You could try the following. Go to your Gateway, then Config>Databases>Connections, regardless of the version.
Edit the connection, and scroll all the way down and check Show advanced properties, and under SQL Compatibility enable the Include Schema in Table Name.
In my case not all tables were listed, or displayed an error when I tried to see their columns using Query Browser, and enabling that solved my issue on MSSQL.
Include Schema in Table Name seems to have no effect. I have tried to use different Translations as well. I cannot confirm which version of Oracle so I have not yet tried to update the JDBC driver.
Could it be a matter of granting access to the desired schemas, then?
I have been told that the login info we are using has been granted the correct permissions. I am unable to verify personally, I do not have access. I was just given the db login info. Thank you for the advice though, I will find a way to verify this.

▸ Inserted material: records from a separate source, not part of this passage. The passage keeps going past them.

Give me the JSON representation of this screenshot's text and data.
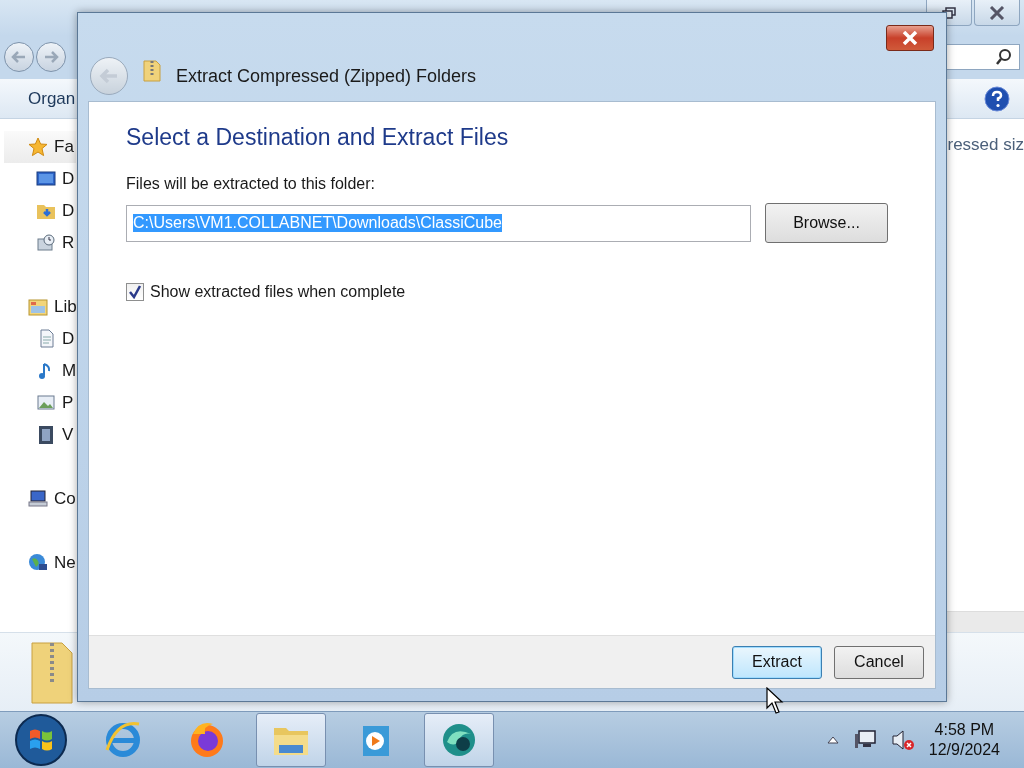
{
  "explorer": {
    "toolbar_label": "Organ",
    "column_header": "ressed siz",
    "sidebar": [
      {
        "label": "Fa",
        "kind": "star",
        "selected": true,
        "children": [
          {
            "label": "D",
            "kind": "desktop",
            "selected": false
          },
          {
            "label": "D",
            "kind": "downloads",
            "selected": false
          },
          {
            "label": "R",
            "kind": "recent",
            "selected": false
          }
        ]
      },
      {
        "label": "Lib",
        "kind": "library",
        "selected": false,
        "children": [
          {
            "label": "D",
            "kind": "documents",
            "selected": false
          },
          {
            "label": "M",
            "kind": "music",
            "selected": false
          },
          {
            "label": "P",
            "kind": "pictures",
            "selected": false
          },
          {
            "label": "V",
            "kind": "videos",
            "selected": false
          }
        ]
      },
      {
        "label": "Co",
        "kind": "computer",
        "selected": false
      },
      {
        "label": "Ne",
        "kind": "network",
        "selected": false
      }
    ]
  },
  "dialog": {
    "title": "Extract Compressed (Zipped) Folders",
    "heading": "Select a Destination and Extract Files",
    "field_label": "Files will be extracted to this folder:",
    "path": {
      "value": "C:\\Users\\VM1.COLLABNET\\Downloads\\ClassiCube",
      "selected": true
    },
    "browse": "Browse...",
    "checkbox": {
      "label": "Show extracted files when complete",
      "checked": true
    },
    "buttons": [
      {
        "label": "Extract",
        "default": true
      },
      {
        "label": "Cancel",
        "default": false
      }
    ]
  },
  "taskbar": {
    "apps": [
      {
        "kind": "ie",
        "active": false
      },
      {
        "kind": "firefox",
        "active": false
      },
      {
        "kind": "explorer",
        "active": true
      },
      {
        "kind": "media",
        "active": false
      },
      {
        "kind": "orb",
        "active": true
      }
    ],
    "time": "4:58 PM",
    "date": "12/9/2024"
  }
}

Same issue here. Were you able to found a solution?
Also experiencing this issue in 8.0.17. Anything unique with Oracle DBs? I haven’t noticed displaying tables to be a problem with read-only permissions.
Hi All, Did any of you find the solution or any way how we can see schema in Ignition.

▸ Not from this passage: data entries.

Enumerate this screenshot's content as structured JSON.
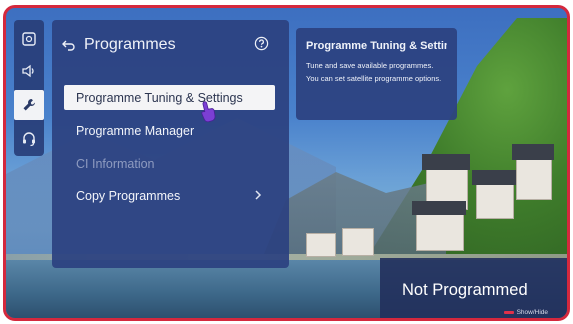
{
  "sidebar": {
    "items": [
      {
        "icon": "picture-settings-icon"
      },
      {
        "icon": "sound-icon"
      },
      {
        "icon": "wrench-icon",
        "active": true
      },
      {
        "icon": "headset-support-icon"
      }
    ]
  },
  "menu": {
    "title": "Programmes",
    "items": [
      {
        "label": "Programme Tuning & Settings",
        "state": "selected"
      },
      {
        "label": "Programme Manager",
        "state": "normal"
      },
      {
        "label": "CI Information",
        "state": "disabled"
      },
      {
        "label": "Copy Programmes",
        "state": "normal",
        "has_submenu": true
      }
    ]
  },
  "description": {
    "title": "Programme Tuning & Settin",
    "body": "Tune and save available programmes. You can set satellite programme options."
  },
  "status_overlay": {
    "title": "Not Programmed",
    "hint": "Show/Hide",
    "hint_key_color": "#e0314a"
  },
  "colors": {
    "frame_border": "#d4283d",
    "panel_bg": "#2c4280",
    "selected_bg": "#f4f4f6"
  }
}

We have the same issue here with an Oracle 12.2 database. I am using the same account credentials from Oracle Sql Developer with the search_path property and the connection and filtering works. I have tried jdbc connectors 8, 10, and 11 for Ignition 8.1.7 with no success. I have tried search_path and currentSchema independently as both extra connection properties and url parameters with no success.

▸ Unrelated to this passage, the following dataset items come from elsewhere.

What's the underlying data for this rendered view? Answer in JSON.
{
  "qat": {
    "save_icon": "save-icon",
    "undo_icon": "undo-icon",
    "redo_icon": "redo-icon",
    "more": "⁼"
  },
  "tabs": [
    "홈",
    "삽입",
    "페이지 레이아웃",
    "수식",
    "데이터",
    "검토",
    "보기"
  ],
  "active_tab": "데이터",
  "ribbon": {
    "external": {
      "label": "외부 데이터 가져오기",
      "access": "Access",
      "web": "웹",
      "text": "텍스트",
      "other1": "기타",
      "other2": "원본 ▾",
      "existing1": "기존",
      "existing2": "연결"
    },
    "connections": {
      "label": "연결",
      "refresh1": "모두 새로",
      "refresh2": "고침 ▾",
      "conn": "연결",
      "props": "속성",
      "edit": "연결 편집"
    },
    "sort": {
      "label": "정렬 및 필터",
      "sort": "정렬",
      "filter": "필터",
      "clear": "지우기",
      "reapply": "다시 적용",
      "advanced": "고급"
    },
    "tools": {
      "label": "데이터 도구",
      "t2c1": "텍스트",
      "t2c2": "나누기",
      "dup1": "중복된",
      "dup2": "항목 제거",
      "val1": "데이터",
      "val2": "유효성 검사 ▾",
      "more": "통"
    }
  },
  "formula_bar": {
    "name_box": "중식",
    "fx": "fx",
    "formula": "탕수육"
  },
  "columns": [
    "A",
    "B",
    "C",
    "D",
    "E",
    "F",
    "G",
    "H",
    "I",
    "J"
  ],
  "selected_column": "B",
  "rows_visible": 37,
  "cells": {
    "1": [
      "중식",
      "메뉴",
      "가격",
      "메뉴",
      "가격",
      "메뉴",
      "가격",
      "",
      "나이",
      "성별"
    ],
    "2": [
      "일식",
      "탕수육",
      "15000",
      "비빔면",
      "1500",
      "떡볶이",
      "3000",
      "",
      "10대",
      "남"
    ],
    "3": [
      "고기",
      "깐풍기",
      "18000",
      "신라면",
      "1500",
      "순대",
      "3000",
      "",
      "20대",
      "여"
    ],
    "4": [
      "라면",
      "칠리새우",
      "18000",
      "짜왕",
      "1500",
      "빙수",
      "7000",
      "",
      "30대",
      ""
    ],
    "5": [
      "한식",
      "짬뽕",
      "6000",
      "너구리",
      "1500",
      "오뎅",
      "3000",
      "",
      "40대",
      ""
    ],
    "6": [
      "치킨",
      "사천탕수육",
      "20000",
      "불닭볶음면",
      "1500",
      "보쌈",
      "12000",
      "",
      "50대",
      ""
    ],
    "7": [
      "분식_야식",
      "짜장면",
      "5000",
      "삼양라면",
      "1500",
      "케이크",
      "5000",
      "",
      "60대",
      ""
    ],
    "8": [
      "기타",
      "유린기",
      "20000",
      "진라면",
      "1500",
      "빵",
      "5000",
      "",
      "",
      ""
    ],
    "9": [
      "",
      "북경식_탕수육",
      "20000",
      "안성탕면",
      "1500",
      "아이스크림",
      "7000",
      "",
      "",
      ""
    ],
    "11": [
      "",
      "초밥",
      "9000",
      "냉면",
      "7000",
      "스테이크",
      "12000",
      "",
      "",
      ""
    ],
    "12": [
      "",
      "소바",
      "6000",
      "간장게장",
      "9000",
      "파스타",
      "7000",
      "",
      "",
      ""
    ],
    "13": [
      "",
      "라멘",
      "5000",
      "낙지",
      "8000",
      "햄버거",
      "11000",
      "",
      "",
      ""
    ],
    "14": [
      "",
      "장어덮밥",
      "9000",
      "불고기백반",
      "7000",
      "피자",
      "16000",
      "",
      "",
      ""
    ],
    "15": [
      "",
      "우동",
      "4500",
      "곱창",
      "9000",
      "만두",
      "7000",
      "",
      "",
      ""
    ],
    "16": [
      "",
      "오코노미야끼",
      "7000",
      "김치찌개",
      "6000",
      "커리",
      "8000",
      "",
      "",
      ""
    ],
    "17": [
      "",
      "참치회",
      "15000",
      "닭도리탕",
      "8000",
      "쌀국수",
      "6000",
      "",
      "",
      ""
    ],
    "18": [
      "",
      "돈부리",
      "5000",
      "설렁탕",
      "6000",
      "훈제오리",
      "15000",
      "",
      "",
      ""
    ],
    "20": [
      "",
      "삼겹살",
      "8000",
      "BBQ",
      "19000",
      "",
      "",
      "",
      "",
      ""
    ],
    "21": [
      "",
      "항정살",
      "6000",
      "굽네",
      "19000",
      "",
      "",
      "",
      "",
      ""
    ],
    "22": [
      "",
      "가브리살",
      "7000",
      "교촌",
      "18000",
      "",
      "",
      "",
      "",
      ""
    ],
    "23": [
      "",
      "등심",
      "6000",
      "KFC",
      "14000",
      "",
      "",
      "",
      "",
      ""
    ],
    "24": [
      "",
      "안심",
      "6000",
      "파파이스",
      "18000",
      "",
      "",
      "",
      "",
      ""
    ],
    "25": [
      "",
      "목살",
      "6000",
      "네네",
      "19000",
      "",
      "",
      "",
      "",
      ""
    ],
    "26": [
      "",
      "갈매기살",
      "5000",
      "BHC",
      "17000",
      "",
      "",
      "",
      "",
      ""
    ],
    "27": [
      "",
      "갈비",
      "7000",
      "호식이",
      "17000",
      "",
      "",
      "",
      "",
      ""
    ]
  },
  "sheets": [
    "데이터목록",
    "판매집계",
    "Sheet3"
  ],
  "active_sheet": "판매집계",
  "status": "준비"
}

Is there a way to show the available tables and views in the database query browser for an Oracle database when the login used is not the owner?
Best ive found is this article:
Hi all, I've been working with a customer regarding this issue, and made some discovery. I thought I'd share.
Essentially, prior to 7.9.1, Ignition would gather all DB tables from Oracle. However, this would cause significant performance issues on the GW and Designer when opening the DB Query Browser, because Oracle would return thousands of system tables. This was considered a bug, and was patched in 7.9.1. Now, Ignition will only return tables that are owned by the user defined in your DB connection. So, if you want to see tables in the DB Query Browser, the tables need to be owned by your defined user.
During my troubleshooting with the customer, I figured that customers should have the option to show all tables from all users if they wish.
I opened feature request IGN-7306, which will allow y'all to display all Oracle DB tables in the DB Query Browser if you would like. I do not have an estimate on when (or even if) the feature will be implemented.
Hopefully I remember to return to this forum post when the feature is implemented. In the meantime, hang tight!
Has anybody tried to use ORACLE objects that belong to others in their queries?
In the article, there was an example "SELECT * FROM mary.Employee" when I'm user "bob"
In my example, I'm "Ignition_RO", and I want to use tables owned by "QUALITY".
So the query I want to run is "SELECT * FROM quality.employee"
This workw fine in OracleSQLDesigner.
But ... in the NamedQuery and the DatabaseQueryBrowser tool, running that same SQL Statement returns 00942 - "table or view does not exist".
For some queries that work fine in OracleSQLDesigner, when I run those same queries as NamedQueries or in the DatabaseQueryBrowser too, I will get error 01031 - "insufficient privileges"
How is SQLDesigner different from NamedQuery in terms of how it is passing credentials?
SQLDesigner is making a native Oracle connection. Ignition makes a JDBC connection through the Oracle-supplied driver. Most DB brands have vendor-specific behavior on their own native connections. JDBC is standardized. You should examine the Oracle JDBC documentation to look for possible explanations.
Ok ... my first worry was just syntax.
Since it seems like the syntax of using another schema-user is allowed and parsed properly, I'm guessing that it's going to be a permissions problem ... just not sure what the question is that I'll ask my DBA team ... hopefully they'll know the diff between JDBC and Native connections.
Thanks for the encouragement.
JDBC drivers usually allow a large variety of permissions/constraints to be specified in the JDBC URL and/or its "Extra Connection Properties". Typically brand-specific. You should look at your gateway's connection settings for this DB name.